Canonical Santa Claus
Thomas drew on this nineteenth-century image when he began drawing Santa for Harper’s Weekly. He published his first illustration of Santa Claus in his first year with the magazine. His January 3, 1863 cover depicted Santa Claus handing out gifts to Union soldiers.
This image combines holiday sentiment with political messages. In this way, Thomas chose to show and make it clear that Santa supported the Union rather than the Confederacy. When Santa shows the soldiers a devil in a box that appears to be hanging from a noose, the doll has the face of Confederate President Jefferson Davis. Another illustration created by Thomas in the same issue, showing a soldier in a field with his wife and children at home. Santa Claus and his reindeer fly over the top of the image and down the family chimney on the left.
Nast did thirty-three Christmas illustrations for Harper`s from 1863 to 1886, and almost all of them depict Santa. The now-canonical and familiar Santa Claus appeared during that same period – round-faced, red-nosed, pipe-smoking, with white hair, a beard, and the iconic costume.
Thomas’s illustrations appeared as black and white woodcuts, so they have nothing to do with the color of Santa’s clothes. However, one can find many versions that have been hand-painted by their owners.
Thomas’ images contain the first known references to Santa Claus having a toy workshop and living at the North Pole. Over the years, he depicted Santa making toys, separating naughty children from nice ones, sneaking gifts, and more.
Later images showed him interacting with children. The artist’s work gave Santa Claus life and personality rather than just using him as a symbol. In his other Christmas illustrations, children wrote letters to Santa, tracked his route, and even called him on the phone.
Thomas’s Christmas drawings were often larger and more detailed than his other work. Although the illustrations sometimes contained coded political elements, they focused on childhood, sentimentality, and the importance of family more often than not. His wife and children appeared in occasional roles, and their home in Morristown often served as a backdrop. Thomas’s most famous image of Santa Claus, which continues to adorn Christmas cards and decorations, is his old jolly Santa Claus from 1881, carrying an armful of toys.
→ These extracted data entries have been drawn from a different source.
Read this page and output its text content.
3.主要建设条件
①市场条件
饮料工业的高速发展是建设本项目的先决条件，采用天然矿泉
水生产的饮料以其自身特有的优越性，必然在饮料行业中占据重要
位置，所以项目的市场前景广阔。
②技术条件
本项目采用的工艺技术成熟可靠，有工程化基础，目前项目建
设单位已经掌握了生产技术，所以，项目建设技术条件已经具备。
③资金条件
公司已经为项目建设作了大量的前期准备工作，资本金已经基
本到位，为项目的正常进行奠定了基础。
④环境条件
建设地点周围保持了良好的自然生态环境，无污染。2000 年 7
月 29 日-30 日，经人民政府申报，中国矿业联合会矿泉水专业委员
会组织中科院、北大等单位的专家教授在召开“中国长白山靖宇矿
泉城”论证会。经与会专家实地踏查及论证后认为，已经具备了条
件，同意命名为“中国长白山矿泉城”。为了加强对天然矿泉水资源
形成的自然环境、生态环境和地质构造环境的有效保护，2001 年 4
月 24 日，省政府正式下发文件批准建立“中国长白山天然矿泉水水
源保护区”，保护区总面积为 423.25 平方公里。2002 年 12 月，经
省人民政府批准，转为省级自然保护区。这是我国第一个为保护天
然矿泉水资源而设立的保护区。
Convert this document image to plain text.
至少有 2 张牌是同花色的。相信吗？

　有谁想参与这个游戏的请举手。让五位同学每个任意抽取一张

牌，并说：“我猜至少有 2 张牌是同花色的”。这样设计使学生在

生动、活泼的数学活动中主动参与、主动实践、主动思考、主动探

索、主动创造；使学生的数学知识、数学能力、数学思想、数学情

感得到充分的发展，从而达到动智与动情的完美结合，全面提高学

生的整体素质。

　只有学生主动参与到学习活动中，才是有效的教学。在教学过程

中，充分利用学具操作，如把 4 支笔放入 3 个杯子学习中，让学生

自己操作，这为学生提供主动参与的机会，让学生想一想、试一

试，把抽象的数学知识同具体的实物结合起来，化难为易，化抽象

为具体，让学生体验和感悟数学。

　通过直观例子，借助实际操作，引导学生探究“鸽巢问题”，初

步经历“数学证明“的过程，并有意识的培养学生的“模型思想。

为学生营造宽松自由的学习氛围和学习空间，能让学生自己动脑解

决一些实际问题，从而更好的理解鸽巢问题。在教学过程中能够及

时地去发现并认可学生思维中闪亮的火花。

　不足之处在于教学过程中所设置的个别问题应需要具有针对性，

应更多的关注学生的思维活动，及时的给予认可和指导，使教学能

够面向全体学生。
Thomas Nast’s Santa Claus lives on to this day. More recent images, from Norman Rockwell’s Saturday Evening Post and Haddon Sandblom’s illustrations for Coca-Cola to the ubiquitous Santa Clauses in malls and Christmas decorations, go back in part to Nast’s vision, filled to the brim with alluring warmth and vivid detail.
Even more than a century after the artist’s death, the image he once invented is considered canonical today, and many creatives are happy to interpret it in their own way, creating exciting new stories with the kindly bearded old man in the red suit.